This month, the US Dept. of Agriculture is taking action to improve food safety before slaughter by convening three of its agencies highly involved in food safety – the Food Safety and Inspection Service, Animal & Plant Health Inspection Service and the Agricultural Research Service. All three agencies will meet to discuss ways to improve food safety in beef before cattle are slaughtered.

FSIS, APHIS and the ARS will explore new ways to control pathogens in beef animals before they arrive at the slaughter plant. USDA is especially interested in exploring how pathogens can be controlled on live animals to reduce the possibility beef could become contaminated with Shiga toxin-producing E. coli, Salmonella and other pathogens. The discussions are centering on the latest research and workshop discussions. USDA’s main interest is in working with cattle producers and beef processors to develop best practices to be carried out mainly by producers.

This is not the first time USDA has tried to increase the emphasis on food safety on the farm and ranch. Due to how federal and state meat and poultry inspection laws are crafted, most attention, regulations and inspection are post mortem, focused on meat and poultry carcasses and products. While farmers and ranchers carry out food-safety processes, they’ve always felt they’re immune from the Federal Meat Inspection Act and the Poultry Products Inspection Act, which were developed to clean up what were filthy conditions in slaughterhouses.

It would be impossible for the government to put producers under regulations with the same strength as those faced by the slaughter and processing industry. Producers and processors are involved in very different operations. But for a long time, USDA and its agencies have felt food safety can’t begin at the slaughterhouse door, that it must go back to where animals are being raised and in the feedlots. Dr. Elisabeth Hagen, Undersecretary for Food Safety at USDA, says focusing on prevention at every stage of food production is the key to a safer food supply in the US. While USDA doesn’t have authority to regulate beef producers the way it can processors, it can work with producers to set up food-safety practices to be carried out by them to minimize food-safety risks.

Capturing attention

The issue has attracted one of the USDA advisory groups, the National Advisory Committee on Meat & Poultry Inspection, and its Salmonella subcommittee. In response to a request by FSIS for input on developing and putting into practice more effective policies to control human exposure to Salmonella, the committee recommended FSIS participate in this month’s meeting to develop preharvest best practices and compliance guidelines for livestock, and eventually poultry producers.  In the 1990s, ARS conducted research programs to evaluate technology and management methods, so producers could achieve lower contamination levels in animals being presented for slaughter. Three years ago, FSIS began to encourage pre-harvest interventions in cattle to help improve food safety throughout the farm-to-table process.

The agency was especially concerned about the conditions of animals entering plants before slaughter, as well as when slaughter actually took place; and the amount of contamination on the hides of the animals. All of these factors affect the ability to minimize risk at slaughter and afterwards.

FSIS has published pre-harvest guidelines to let beef slaughter establishments know about interventions that can be applied before slaughter, such as on-farm management controls to help reduce E. coli O157:H7 shedding in cattle. But it would make more sense to inform producers of these guidelines, and try to get them to implement the practices, rather than slaughterers and processors. FSIS is also recommending slaughter establishments obtain their cattle from beef producers who implement one or more documented pre-harvest management practices to reduce fecal shedding of pathogens.

USDA says pre-harvest interventions to eliminate fecal shedding of pathogens haven’t been found yet.

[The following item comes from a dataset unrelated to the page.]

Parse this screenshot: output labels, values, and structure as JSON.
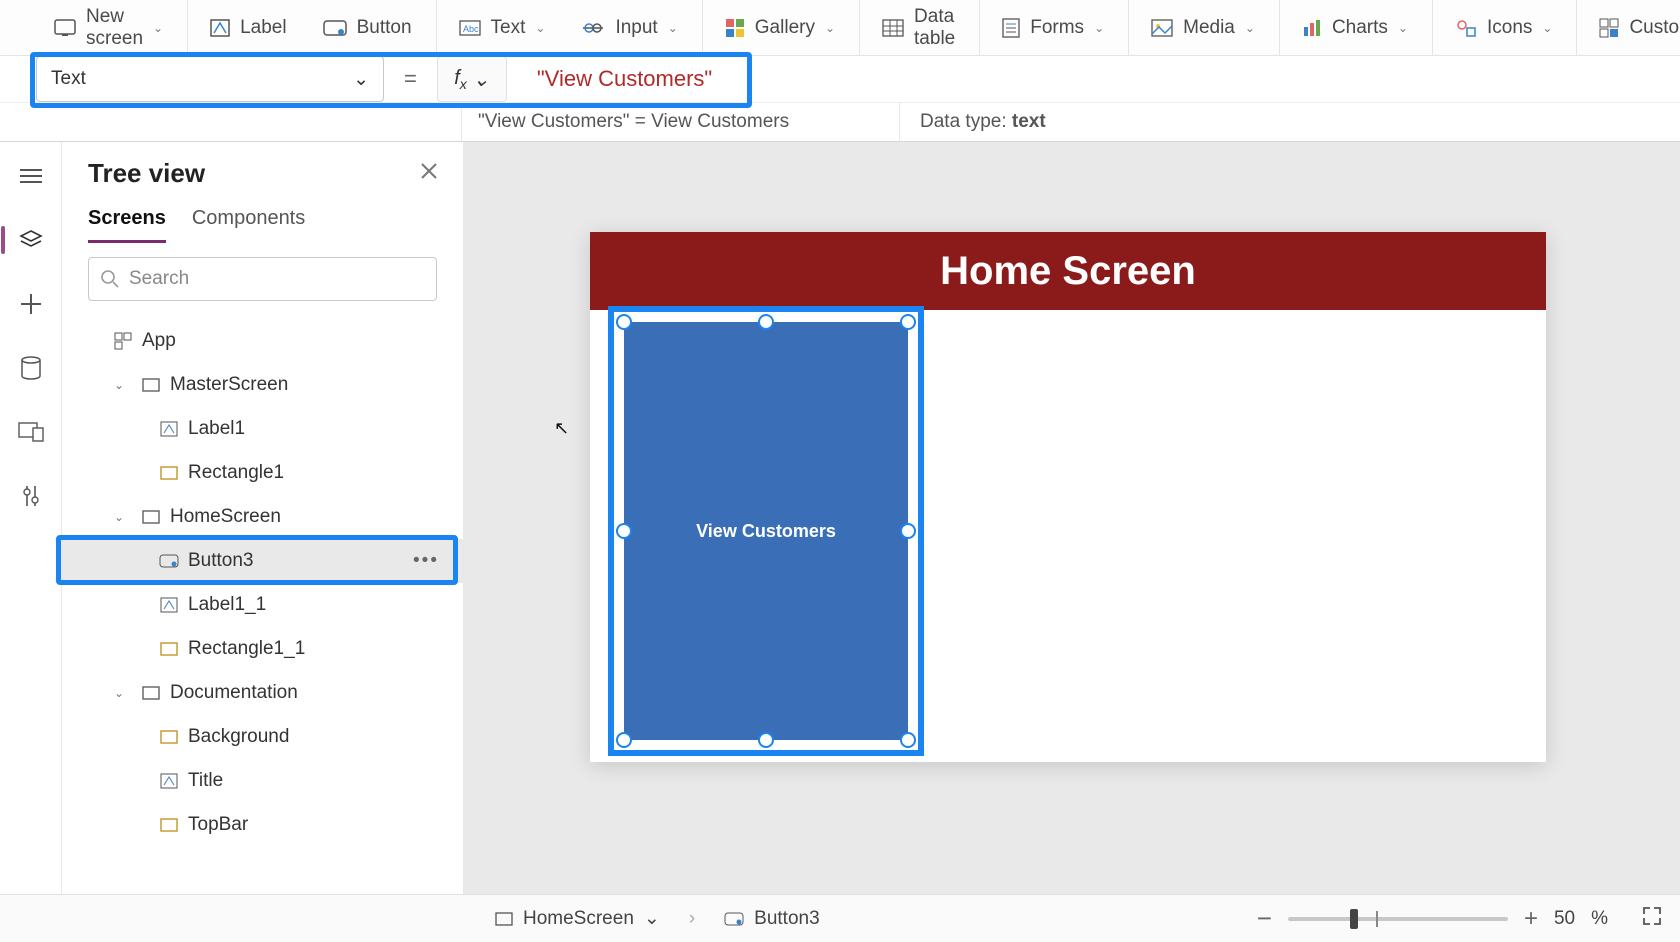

But current research suggests at least two pre-harvest interventions, including certain probiotics – dairy foods or dietary supplements containing live bacteria added to the beneficial bacteria found in the gastrointestinal tract – and vaccines could be effective in reducing fecal shedding in cattle.

Cattle producers should certainly be made aware of this development. And instead of FSIS encouraging slaughter plants to notify cattle producers about these developments, agencies like APHIS and others that work with producers should let them know directly what they expect in preharvest food safety.